Oil and gas, which for Kaggle means mostly fracking wells in the United States, have well-defined data sets and a clear need to find working wells. While the data used in traditional oil drilling is understood, fracking is a somewhat different process. Variables like how long deep rocks have been cooked in the earth may matter. So does which teams are working the fields, meaning early-stage proprietary knowledge is also in play.
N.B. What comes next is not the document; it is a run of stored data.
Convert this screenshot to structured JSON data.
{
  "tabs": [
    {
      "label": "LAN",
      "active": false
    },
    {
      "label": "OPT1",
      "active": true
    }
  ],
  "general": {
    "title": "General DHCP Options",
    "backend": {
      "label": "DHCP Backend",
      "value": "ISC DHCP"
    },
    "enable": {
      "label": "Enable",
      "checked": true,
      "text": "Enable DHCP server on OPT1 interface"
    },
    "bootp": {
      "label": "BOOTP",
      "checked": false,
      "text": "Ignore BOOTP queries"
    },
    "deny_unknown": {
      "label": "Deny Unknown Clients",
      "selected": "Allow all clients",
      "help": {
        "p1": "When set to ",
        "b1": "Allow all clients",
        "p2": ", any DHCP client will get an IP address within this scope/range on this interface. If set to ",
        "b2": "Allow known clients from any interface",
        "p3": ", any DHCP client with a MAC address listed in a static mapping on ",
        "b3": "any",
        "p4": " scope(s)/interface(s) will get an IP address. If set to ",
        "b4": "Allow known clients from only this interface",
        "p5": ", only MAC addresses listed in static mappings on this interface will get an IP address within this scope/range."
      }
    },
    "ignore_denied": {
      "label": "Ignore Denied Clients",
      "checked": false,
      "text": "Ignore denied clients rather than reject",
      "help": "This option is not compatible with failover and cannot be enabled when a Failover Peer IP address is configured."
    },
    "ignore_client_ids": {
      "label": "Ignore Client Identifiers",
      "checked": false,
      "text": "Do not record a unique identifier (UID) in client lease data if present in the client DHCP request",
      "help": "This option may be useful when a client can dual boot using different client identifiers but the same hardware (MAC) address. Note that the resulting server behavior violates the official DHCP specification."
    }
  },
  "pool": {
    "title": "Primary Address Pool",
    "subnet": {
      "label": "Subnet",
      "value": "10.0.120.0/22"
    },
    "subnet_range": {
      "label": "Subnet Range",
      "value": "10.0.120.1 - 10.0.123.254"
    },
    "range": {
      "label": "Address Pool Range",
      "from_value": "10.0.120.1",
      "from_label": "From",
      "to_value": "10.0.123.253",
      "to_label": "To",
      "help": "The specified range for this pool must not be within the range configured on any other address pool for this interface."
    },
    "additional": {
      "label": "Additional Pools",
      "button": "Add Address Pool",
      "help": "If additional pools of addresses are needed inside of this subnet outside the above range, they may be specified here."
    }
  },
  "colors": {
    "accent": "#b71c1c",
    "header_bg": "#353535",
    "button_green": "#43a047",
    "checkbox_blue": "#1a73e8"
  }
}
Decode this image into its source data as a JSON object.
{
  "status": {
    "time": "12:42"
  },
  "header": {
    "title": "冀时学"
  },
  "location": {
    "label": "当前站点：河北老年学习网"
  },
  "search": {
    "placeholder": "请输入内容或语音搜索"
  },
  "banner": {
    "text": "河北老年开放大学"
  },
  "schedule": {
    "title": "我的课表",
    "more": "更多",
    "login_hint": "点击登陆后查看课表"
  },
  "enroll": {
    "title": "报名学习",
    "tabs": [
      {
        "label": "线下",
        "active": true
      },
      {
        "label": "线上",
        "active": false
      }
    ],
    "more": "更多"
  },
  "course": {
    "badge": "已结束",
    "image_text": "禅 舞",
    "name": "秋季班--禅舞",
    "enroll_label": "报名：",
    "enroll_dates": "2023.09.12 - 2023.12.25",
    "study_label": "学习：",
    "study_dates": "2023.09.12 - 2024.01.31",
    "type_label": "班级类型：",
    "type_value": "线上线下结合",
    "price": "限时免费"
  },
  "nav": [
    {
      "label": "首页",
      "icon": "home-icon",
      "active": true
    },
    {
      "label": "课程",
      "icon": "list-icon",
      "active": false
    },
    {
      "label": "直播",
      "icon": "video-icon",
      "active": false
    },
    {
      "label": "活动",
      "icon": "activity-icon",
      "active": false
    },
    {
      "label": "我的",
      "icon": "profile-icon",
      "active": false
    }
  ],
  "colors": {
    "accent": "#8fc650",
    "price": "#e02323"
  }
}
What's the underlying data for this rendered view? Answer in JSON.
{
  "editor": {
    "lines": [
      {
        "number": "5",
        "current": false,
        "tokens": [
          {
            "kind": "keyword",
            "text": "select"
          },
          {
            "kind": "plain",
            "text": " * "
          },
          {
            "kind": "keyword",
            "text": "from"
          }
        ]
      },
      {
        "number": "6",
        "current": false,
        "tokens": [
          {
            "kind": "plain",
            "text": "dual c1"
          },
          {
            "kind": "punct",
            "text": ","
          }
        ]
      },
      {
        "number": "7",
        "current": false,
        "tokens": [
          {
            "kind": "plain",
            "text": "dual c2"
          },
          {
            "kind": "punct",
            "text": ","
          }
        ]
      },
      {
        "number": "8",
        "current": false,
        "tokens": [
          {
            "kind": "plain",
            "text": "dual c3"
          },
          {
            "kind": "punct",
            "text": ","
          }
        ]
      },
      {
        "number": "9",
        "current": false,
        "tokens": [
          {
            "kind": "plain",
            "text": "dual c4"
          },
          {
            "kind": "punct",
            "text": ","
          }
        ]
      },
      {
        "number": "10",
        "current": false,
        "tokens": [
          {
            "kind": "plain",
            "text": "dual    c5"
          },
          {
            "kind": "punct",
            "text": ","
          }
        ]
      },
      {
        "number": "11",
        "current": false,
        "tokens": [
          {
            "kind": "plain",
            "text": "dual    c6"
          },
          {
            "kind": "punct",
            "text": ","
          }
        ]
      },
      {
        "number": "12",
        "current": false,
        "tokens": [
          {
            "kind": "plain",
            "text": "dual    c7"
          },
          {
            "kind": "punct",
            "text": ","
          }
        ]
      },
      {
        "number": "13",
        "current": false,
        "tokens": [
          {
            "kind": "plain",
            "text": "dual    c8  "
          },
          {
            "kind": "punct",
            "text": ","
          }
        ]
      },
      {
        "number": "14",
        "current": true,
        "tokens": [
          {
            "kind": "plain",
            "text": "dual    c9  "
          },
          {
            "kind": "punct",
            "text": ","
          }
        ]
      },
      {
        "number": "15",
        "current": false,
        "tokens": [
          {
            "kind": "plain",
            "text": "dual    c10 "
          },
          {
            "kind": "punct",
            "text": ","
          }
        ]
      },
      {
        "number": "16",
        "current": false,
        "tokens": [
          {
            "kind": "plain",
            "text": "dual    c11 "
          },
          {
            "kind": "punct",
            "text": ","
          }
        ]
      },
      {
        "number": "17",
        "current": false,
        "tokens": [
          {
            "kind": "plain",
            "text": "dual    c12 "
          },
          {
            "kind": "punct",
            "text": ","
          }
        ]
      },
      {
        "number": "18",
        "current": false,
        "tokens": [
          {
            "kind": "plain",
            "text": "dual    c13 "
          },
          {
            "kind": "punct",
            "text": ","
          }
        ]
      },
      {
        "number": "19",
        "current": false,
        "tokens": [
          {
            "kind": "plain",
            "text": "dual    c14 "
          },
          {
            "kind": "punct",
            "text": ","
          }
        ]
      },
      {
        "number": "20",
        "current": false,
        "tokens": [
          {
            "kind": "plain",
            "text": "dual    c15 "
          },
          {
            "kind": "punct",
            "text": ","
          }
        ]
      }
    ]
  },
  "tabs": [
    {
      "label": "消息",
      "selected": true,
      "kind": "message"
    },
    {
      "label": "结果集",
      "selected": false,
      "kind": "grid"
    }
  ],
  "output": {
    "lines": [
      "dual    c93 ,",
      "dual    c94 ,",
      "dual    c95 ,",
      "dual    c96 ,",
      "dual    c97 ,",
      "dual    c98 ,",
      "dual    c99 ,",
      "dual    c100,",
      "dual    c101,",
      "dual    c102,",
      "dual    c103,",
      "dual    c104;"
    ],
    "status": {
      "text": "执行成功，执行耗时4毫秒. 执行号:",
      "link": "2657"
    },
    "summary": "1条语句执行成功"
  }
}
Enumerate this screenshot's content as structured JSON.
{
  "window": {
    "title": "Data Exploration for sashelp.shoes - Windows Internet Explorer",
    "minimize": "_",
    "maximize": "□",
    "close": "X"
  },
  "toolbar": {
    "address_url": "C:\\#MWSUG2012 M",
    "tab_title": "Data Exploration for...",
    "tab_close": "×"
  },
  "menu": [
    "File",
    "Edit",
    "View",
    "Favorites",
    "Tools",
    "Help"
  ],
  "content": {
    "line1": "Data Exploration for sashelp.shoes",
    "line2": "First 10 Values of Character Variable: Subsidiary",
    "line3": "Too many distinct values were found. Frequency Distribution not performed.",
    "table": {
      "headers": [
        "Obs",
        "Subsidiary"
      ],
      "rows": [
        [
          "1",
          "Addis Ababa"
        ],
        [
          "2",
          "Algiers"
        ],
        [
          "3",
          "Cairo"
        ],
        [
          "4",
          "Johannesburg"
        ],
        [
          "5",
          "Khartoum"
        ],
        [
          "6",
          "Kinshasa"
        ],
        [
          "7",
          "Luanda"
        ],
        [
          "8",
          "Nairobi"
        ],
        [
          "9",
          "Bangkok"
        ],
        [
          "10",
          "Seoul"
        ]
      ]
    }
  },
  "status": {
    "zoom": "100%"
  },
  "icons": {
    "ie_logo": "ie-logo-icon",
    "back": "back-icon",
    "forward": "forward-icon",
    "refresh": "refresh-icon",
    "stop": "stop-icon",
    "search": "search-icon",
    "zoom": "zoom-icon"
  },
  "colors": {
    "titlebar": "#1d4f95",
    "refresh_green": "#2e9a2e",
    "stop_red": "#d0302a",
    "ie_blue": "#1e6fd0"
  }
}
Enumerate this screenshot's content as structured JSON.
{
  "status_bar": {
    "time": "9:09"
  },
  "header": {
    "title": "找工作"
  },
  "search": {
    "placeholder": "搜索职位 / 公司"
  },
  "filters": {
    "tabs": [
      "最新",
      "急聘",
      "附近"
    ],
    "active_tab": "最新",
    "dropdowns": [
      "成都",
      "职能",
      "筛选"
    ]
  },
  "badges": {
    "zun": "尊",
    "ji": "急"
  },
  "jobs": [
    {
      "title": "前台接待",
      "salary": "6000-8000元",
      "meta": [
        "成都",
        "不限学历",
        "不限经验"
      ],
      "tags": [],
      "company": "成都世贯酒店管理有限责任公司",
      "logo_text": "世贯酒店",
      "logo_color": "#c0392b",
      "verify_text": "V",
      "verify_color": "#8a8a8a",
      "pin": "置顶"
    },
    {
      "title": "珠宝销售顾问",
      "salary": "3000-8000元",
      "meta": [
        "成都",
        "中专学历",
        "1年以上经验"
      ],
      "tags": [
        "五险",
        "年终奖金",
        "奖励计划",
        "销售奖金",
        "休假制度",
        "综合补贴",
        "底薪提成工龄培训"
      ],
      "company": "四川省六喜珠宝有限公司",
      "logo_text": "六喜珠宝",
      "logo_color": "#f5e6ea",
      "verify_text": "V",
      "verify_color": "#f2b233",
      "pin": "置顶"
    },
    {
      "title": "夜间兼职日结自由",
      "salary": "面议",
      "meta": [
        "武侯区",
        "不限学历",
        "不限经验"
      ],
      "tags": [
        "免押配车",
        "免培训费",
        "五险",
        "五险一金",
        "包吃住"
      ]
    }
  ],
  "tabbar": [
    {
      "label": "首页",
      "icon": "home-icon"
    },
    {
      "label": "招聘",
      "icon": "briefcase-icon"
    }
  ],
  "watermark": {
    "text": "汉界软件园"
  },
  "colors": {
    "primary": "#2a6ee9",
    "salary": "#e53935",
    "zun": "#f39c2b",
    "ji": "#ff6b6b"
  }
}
That makes it a good field to go into and standardize.

(as reported in http://bits.blogs.nytimes.com/2014/01/01/big-data-shrinks-to-grow/?_r=0)

This December 2013 change of direction pushed out Jeremy Howard, Kaggle’s former Chief Data Scientist, who now says he is,

focusing on building new kinds of software that could better learn about the data it was crunching and offer its human owners insights on any subject.

“A lone wolf data scientist can still apply his knowledge to any industry,” he said. “I’m spending time in areas where I have no industrial knowledge and finding things. I’m going to have to build a company, but first I have to spend time as a lone wolf.”

A year or so ago, the company evolved into a service-provider with the objective of linking companies, top competitors and analytical talent, and the more than 100,000 data scientists who compete on its platform.

So Kaggle now features CUSTOMER SOLUTIONS ahead of COMPETITIONS at the head of its homepage, saying We’re the global leader in solving business challenges through predictive analytics. The homepage also features logos from Facebook GE, MasterCard, and NASA, as well as a link Compete as a data scientist for fortune, fame and fun ».

But a look at the competitions underway currently highlight the fact that just a few pay a prize now.

Kaggleactivecomps

Presumeably, companies looking for answers are now steered into the Kaggle network. The Kaggle Team numbers six analysts with experience in several industries, and the Kaggle Community includes scores of data and predictive analytics whizzes, many with “with multiple Kaggle wins.”

Here is a selection of Kaggle Solutions.

KaggleSolutions

This video gives you a good idea of the current focus of the company.

This is a big development in a way, and supports those who point to the need for industry-specific knowledge and experience to do a good job of data analytics.